Senden Önce Ben (2016)
Emilia Clarke’ın başrolünde yer aldığı harika bir film sizleri bekliyor. Modern romantik diye adlandırabileceğimiz bu film sadece oyunculuklar için bile izlenebilir. Will Traynor (Sam Claflin) zengin, başarılı, yakışıklı, yaşamayı seven ve istediği her şeye sahip olan genç bir adamdır. Fakat talihsiz bir motosiklet kazası sonrası felç kalınca bütün yaşama olan inancını kaybetmiştir. Artık tek aklında olan şey ölmek ve bu hayata veda etmektir. Louisa Clark (Emilia Clarke) ise bir kafede garsonluk yapan, hayatta fazla bir başarısı ve beklentisi olmayan, her daim ablasının gölgesinde kalmış bir kadın olarak karşımıza çıkıyor. Lou kafedeki işini kaybedince yeni bir iş aramaya başlar ve Will’in bakıcısı olarak çalışmaya işe alınır. Son derece kültürlü ve donanımlı biri olan Will, Louisa’yı önce küçümsese de genç kadının varlığı ona yaşama sevinci vermeye başlar. Aralarında kurulan bu arkadaşlık ve yakınlık, ikisini de çok değiştirecektir. (en iyi aşk filmleri)
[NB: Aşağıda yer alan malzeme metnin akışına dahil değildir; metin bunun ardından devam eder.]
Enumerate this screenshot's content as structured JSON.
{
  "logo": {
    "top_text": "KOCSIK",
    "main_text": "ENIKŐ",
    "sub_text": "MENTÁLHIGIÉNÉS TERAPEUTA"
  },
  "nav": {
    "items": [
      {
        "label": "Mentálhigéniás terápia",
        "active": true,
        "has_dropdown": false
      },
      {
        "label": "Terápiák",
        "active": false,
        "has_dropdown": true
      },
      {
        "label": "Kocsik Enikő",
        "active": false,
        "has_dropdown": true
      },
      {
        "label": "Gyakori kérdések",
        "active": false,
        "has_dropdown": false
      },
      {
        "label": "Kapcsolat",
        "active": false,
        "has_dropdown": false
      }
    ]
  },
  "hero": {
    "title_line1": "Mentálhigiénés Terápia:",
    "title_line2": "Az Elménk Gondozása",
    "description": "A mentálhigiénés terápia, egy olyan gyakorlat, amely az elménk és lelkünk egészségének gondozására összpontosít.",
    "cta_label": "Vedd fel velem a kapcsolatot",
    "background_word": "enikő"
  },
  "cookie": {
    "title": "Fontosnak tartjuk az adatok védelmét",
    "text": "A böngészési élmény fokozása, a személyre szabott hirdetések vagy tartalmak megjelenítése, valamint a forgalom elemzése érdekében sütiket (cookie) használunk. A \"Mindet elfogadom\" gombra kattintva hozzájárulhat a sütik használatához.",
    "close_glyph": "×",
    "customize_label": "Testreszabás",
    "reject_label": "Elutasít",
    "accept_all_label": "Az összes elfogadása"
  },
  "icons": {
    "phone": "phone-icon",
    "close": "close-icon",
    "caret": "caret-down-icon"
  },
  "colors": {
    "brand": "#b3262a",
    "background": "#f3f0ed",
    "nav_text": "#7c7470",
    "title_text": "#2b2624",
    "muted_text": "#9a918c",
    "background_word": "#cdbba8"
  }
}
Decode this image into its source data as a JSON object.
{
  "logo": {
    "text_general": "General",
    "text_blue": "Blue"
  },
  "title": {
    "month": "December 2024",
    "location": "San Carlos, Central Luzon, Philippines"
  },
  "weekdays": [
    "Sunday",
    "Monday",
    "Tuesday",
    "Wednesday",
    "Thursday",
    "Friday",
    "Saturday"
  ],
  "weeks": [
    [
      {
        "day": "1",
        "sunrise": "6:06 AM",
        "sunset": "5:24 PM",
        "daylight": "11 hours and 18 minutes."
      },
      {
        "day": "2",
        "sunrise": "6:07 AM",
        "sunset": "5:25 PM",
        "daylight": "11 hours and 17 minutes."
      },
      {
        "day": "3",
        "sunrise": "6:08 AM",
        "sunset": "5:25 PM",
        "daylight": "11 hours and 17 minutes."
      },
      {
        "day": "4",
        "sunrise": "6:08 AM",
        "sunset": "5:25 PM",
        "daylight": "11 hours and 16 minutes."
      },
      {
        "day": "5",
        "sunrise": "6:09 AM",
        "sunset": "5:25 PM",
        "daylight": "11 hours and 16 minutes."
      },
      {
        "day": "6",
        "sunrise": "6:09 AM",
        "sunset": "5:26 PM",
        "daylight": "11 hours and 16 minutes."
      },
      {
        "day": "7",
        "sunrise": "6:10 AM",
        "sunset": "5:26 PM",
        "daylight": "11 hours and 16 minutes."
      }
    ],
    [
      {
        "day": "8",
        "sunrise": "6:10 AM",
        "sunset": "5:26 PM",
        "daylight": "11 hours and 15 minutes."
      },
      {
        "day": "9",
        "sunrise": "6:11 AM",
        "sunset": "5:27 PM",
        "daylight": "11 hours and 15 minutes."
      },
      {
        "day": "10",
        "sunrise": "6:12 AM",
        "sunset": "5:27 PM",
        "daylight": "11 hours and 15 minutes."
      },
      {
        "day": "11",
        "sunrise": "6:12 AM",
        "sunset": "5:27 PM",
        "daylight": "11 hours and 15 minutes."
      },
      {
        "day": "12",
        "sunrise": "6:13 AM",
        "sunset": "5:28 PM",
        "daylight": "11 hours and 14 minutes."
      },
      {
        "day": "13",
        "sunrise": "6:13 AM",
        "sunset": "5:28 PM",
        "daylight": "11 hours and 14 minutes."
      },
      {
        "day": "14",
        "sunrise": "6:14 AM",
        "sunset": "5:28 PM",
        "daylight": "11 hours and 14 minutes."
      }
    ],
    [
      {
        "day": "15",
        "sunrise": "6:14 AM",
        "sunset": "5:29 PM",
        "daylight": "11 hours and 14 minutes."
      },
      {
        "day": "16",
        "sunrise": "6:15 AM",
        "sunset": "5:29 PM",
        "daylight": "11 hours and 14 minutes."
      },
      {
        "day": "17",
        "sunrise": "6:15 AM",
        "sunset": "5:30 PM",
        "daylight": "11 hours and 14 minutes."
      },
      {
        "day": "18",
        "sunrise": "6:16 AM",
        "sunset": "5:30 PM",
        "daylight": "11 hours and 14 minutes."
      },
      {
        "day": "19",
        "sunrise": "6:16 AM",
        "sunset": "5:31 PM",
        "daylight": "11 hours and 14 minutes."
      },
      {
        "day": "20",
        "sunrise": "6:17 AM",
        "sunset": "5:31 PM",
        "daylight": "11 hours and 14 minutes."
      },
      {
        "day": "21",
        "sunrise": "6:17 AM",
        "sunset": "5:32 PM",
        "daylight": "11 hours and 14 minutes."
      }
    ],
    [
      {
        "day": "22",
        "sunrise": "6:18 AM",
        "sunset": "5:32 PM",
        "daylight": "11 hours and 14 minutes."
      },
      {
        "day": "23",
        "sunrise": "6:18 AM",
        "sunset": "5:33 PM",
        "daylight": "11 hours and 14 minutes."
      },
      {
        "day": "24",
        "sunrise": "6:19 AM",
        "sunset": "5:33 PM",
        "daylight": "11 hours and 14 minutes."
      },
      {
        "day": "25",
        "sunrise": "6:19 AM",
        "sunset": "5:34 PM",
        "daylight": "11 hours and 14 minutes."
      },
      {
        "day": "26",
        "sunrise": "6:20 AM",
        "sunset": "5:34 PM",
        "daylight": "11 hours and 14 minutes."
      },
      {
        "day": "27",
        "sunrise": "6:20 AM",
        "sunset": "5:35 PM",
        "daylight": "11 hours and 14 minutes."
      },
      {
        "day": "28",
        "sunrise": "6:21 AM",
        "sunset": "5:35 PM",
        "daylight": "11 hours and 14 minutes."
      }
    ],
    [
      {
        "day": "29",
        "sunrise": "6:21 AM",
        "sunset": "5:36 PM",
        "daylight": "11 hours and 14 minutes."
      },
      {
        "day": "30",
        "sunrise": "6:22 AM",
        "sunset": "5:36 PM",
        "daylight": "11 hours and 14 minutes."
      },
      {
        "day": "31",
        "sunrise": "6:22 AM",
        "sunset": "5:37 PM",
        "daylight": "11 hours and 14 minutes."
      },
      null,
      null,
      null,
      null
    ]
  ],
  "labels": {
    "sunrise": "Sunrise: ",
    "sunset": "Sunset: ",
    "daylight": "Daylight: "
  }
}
En iyi romantik aşk filmleri
Aşk (2013)
Değişik bir konu sizleri bekliyor. Bizlerden tam not alan bu filmimiz Theodore Twombly hayatını ele almaktadır. Başrolümüz, yakın gelecekte nadir bulunan bir şeye dönüşmüş olan el yazımı mektupları yazarak sağlamaktadır. Ve bu yıllarda insanların işlerini artık bilgisayar programları yerine getirmektedir. Theodore, karısından boşandıktan sonra bir apartman dairesinde tek başına yaşamaya başlar ve bir gün karşılaştığı bir teknoloji reklamıyla birlikte hayatı değişir. Kusursuz bir yapay zeka programı sunan yeni bir işletim sistemi, onu son derece çekici bir kadın olan Samantha ile tanıştırır.
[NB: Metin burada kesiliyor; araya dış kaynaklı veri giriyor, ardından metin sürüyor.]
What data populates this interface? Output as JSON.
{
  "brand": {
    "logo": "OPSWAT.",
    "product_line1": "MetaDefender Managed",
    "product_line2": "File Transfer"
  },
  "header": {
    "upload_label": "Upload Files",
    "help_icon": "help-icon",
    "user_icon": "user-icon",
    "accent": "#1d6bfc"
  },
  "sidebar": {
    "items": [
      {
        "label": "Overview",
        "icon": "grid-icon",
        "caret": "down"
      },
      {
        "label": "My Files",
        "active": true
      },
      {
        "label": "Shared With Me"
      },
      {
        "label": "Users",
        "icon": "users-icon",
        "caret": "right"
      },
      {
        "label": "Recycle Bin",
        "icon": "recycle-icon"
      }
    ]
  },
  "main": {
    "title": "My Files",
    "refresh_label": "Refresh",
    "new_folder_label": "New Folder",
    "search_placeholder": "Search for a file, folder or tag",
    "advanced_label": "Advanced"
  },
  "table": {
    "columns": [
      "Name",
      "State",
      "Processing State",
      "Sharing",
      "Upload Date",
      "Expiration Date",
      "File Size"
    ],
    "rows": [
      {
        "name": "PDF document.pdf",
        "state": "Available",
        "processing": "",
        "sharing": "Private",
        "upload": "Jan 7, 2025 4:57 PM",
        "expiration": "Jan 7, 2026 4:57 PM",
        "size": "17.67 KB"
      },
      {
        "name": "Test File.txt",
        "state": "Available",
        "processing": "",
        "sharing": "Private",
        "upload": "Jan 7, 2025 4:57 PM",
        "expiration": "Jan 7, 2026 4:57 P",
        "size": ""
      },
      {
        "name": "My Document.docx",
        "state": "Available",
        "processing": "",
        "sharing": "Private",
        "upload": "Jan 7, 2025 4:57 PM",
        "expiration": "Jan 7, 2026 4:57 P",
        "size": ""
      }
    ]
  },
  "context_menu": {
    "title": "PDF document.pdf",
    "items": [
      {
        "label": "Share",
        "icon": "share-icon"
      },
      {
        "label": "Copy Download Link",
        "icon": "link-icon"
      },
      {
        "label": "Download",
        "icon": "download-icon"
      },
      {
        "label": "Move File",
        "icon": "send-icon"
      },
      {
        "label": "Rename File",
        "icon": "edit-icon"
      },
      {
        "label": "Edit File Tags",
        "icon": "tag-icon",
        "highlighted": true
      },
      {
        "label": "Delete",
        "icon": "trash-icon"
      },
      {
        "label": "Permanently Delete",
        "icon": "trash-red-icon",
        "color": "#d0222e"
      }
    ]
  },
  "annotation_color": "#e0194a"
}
Sanal bir varlık olan ve sadece bir sesten ibaret olan Samantha, Theodore’u dünya ve hayat üzerine sorduğu sorularla birlikte bambaşka bir gerçeklik ile karşı karşıya bırakacak ve hayatının akışını tamamen değiştircektir. Ağır bir depresyonun içerisinde olan Theodore, yavaş yavaş hayatın keyifli yanlarını fark etmeye başlarken yapay zeka programıyla arasındaki ilişki de gitgide tuhaflaşır.
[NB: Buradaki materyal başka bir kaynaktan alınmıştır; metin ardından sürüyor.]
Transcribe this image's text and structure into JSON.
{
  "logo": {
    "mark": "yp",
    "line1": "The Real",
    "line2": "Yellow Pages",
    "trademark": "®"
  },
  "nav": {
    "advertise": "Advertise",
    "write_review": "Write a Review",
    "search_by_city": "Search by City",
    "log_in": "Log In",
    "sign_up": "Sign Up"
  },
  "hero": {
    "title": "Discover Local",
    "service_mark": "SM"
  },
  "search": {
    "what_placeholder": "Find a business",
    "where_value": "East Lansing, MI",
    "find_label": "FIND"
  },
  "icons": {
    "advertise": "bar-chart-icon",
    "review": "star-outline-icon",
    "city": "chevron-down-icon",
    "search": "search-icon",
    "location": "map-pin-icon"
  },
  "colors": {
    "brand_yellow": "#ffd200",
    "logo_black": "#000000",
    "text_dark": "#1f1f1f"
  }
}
1999’da Being John Malkovich filmiyle Oscar adaylığı kazanan çok yönlü sinemacı Spike Jonze’un son uzun metrajlı filmi, yalnızlık ve yaratıcılık sıkıntısı çeken bir yazarın dram ve komediyle yoğrulan öyküsünü beyazperdeye taşıyor. Filmin başrolünde Joaquin Phoenix yer alırken, Scarlett Johansson da gizemli bilgisayar uygulamasına sesiyle hayat veriyor (en iyi aşk filmleri)
Muhteşem Gatsby (2013)
Başrollerinde leonardo dicaprio’nun yer aldığı duygusal bir aşk filmi sizleri bekliyor. Konu olarak yazar olma basamaklarını tırmanan Nick Carraway 1920’lerde eğlence hayatının gözdesi konumuna yükselen New York’a gelir. Kendi Amerikan rüyasının peşindeyken tesadüfen milyoner Jay Gatsby ve onun çevresiyle yolları kesişecektir. Carraway’nin alkolün su gibi aktığı, göz kamaştırıcı partilerle tanışması fazla zaman almaz. Öte yandan bu büyülü Amerikan rüyasının çöküşü de yaklaşmaktadır. Dışarıdan görkemli görünen bu hayatın örtbas etmeye çalıştığı gerçekler su yüzüne çıkacak ve olayların seyri bir anda değişmeye başlayacaktır.
Not Defteri (2004)
Not defteri adlı filmimizle devam ediyoruz. Sararmış bir not defterinden anlatılan ve yıllar önceden kopup gelen bir aşk hikayesi sizleri bekliyor. 40’lı yıllarda ABD, Kuzey Karolayna’daki sahil kasabası Seabrook’a genç bir kız gelir. Ailesiyle geçireceği sakin bir yazı hayal eden Allie bir karnavalda tanıştığı Noah’la yakınlaşır. Noah kızı gördüğü anda hayatını birleştirmesi gereken insan olduğunu anlar. Genç kız zengin bir ailen geldiği ve delikanlı da değirmende çalışan bir işçi olduğu halde geleceği hiç düşünmeden rüya gibi bir yaz geçirirler ve iyice aşık olurlar. II. Dünya Savaşı’nın kızıştığı bir dönemde geçen hikayemiz bir anda sevenleri ayırmıştır. Sevdiği kızı aklından hiç çıkarmamış olan Noah savaştan döner. Oysa Allie gönüllü olarak çalıştığı bir askeri hastanede tanıştığı Lon ile evlenmek üzere olması işleri değiştireccektir. (en iyi aşk filmleri)
En Güzel Aşk Filmleri
Sil Baştan (2004)
Çoğumuzun zaten izlemiş olduğu bu filmi yinede belki izlemeyenler olabilir diye listemize ekledik. Sil Baştan, ayrıldığı sevgilisinden kalan hatırlarını sildiren bir adamın hikayesini ele alıyor. İki yıl boyunca beraber olduğu sevgilisinden oldukça şaşırtıcı bir haber alan Joel Barish, bir teknolojik deneye katılan sevgilisine ilişkilerini tamamen hafızasından silinmeden hatırlatmaya çalışmaktadır.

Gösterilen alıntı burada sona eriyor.